Pizarro, unlike the Dick Cheneys of today had his own style. On one hand, Cheney cheats behind the scenes, sending off other people’s children to war so he can line his pockets through the military industrial complex.  Pizarro, on the other hand, was one who had to get dirty.  Like Cheney he betrayed his fellow man and convinced others to take part in his killings only to further his own agenda.  However, Pizarro would still go out and look the people in the eyes as he ran them through with the sword or raped the daughter as a speechless father was forced to watch.  Technology has changed the nature of usury so as to remove those who to unleash the dehumanizing destruction from getting soil on their Wingtips.  What Pizarro did is lay the bloody foundation for the modern day Man to grow fat by benefiting from the annihilation of the basic human rights of countless innocent individuals. 
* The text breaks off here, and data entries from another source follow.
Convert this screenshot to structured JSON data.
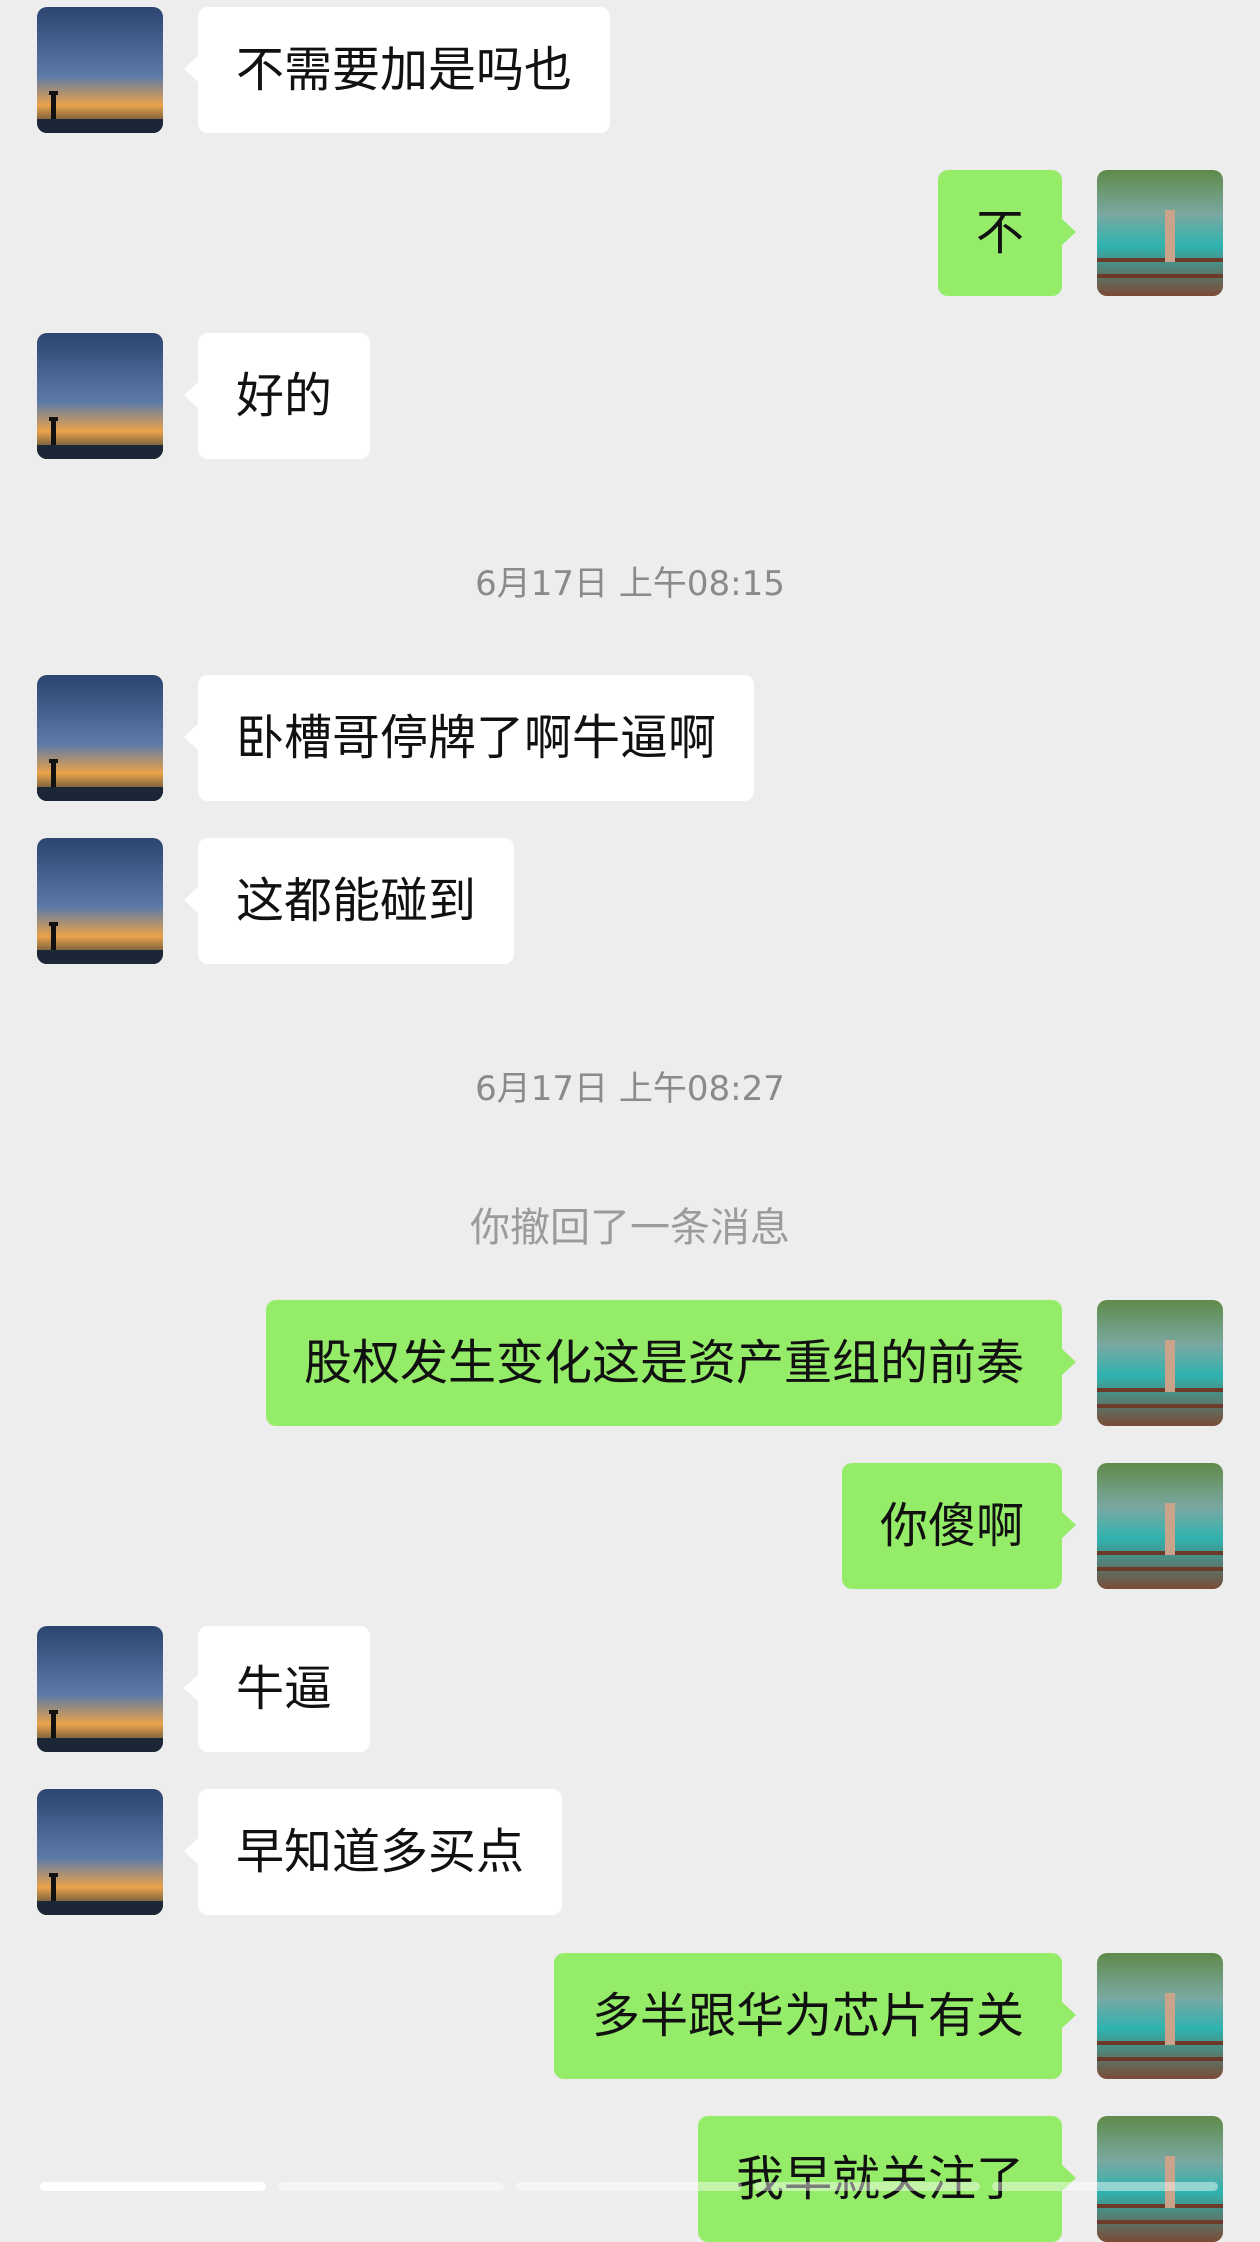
{
  "chat": {
    "messages": [
      {
        "id": "m1",
        "side": "in",
        "text": "不需要加是吗也"
      },
      {
        "id": "m2",
        "side": "out",
        "text": "不"
      },
      {
        "id": "m3",
        "side": "in",
        "text": "好的"
      },
      {
        "id": "t1",
        "type": "timestamp",
        "text": "6月17日 上午08:15"
      },
      {
        "id": "m4",
        "side": "in",
        "text": "卧槽哥停牌了啊牛逼啊"
      },
      {
        "id": "m5",
        "side": "in",
        "text": "这都能碰到"
      },
      {
        "id": "t2",
        "type": "timestamp",
        "text": "6月17日 上午08:27"
      },
      {
        "id": "s1",
        "type": "system",
        "text": "你撤回了一条消息"
      },
      {
        "id": "m6",
        "side": "out",
        "text": "股权发生变化这是资产重组的前奏"
      },
      {
        "id": "m7",
        "side": "out",
        "text": "你傻啊"
      },
      {
        "id": "m8",
        "side": "in",
        "text": "牛逼"
      },
      {
        "id": "m9",
        "side": "in",
        "text": "早知道多买点"
      },
      {
        "id": "m10",
        "side": "out",
        "text": "多半跟华为芯片有关"
      },
      {
        "id": "m11",
        "side": "out",
        "text": "我早就关注了"
      }
    ]
  },
  "avatars": {
    "contact": "sunset-lighthouse-avatar",
    "self": "lake-railing-avatar"
  },
  "colors": {
    "background": "#ededed",
    "incoming_bubble": "#ffffff",
    "outgoing_bubble": "#95ec69",
    "timestamp_text": "#8a8a8a"
  }
}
The story of Francisco Pizarro is just an early chapter in the life of a pestilence that plagues this planet.  For centuries this disease has flourished and now it threatens the future of the very existence of both man and beast.  The deeds of men like him have set us on the precipice of the ultimate catastrophe.  Through all means of understanding, education and conversation we must squelch out this tumor that takes and takes from our earth leaving the masses sick and feeble.  The names and faces may change but the parasite continues draining prosperity from our people.  Pizarro was a bridge back from the Old World from which the dominant Western Europeans, those who drew nourishment from the civilizations of the Fertile Crescent and acquired a taste for conquest.  These individuals may have benefited from their heartiness in the face of disease and the might of their guns and strength of their steeds, but, they did not have to be the ruthless dehumanizing beings exemplified by Conquistador Francisco Pizarro.  Our failure to learn from history has bound us to a cycle of repetition, but the dawn of a new era is upon us, one where we must shout from the streets, “Nunca Mas!” (“Never Again!”) to those who have taken what is not rightfully theirs.